Священники, художники и философы должны обладать этим взглядом, не стоять в пределах круга, быть единственным элементом, который не вступает ни в какие связи. Высшее состояние человеческой души — восторженное удивление существующим, то, что Аристотель называл thaumadsein[89] и в чем — основа всякой мудрости. Вы понимаете смысл целибата? Не приобщаться к тому, что для всех других вполне обычно, — дабы не ослаблять силу этого изумления! Уже в законодательстве, в науке есть первое отречение от всеобщего восприятия; желание воздействовать, магия — второе, более тягостное отречение. Запомните, мой младший духовный друг, то, что я вам говорю! Это просто слова, но в них — бездна для того, кто захочет понять. Апостолы Иисуса, неспособные постоянно пребывать в первичном великом чуде, побуждали мастера к мелким чудесам в материальном мире и забыли, что все истинно священные явления происходят от чуда вечного изумления.
Наступила ночь. На другом берегу реки длинными строчками нотных знаков беззвучной мелодии мигали газовые фонари.
Горбун говорил все проникновеннее и увлеченнее, но я не мог его слушать; чем позднее становилось, тем острее терзало меня беспокойство.
Вскоре на набережной воцарилась тишина. Только в отдалении слышны были одинокие шаги.

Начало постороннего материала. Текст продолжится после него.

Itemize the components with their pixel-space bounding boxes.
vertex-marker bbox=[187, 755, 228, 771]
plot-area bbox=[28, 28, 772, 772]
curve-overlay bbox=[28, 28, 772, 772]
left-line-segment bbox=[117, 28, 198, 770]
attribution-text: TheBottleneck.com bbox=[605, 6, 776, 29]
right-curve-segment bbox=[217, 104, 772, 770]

Река, черное туманное Ничто, с хрипением умирающего текла у наших ног.
Все настойчивее сталкивали меня со скамьи порывы ветра.
Я шептал самому себе: «Останься здесь, останься!» Обоими кулаками прижимал я свою одежду к скамейке. Началась буря. Я вскочил и хотел скрыться, Кирхмаус удерживал меня. Я вырвался и помчался во всю прыть. Он догнал меня и схватил за пояс-веревку, на котором все еще висел крест.
— Не ходите туда! Оставайтесь ночью со мной! — кричал он, запыхавшись. Его противодействие лишь подстегнуло мое желание. Я оттолкнул его и с распахнутой сутаной понесся как безумный навстречу ветру. Кирхмаус запел своим высоким тенором стретту, чтобы пленить меня музыкой. Тщетно! Я уже не слушал его.
Как я удивился, оказавшись внезапно во дворе сгоревшей мельницы! И вот я стоял в маленьком переулке. Трактирная вывеска раскачивалась на ветру. Я пробежал через гардеробную, по двору, где горела свеча в садовом канделябре и громоздились бочки, и очутился наконец на темной лестнице, что вела в слабо освещенный коридор.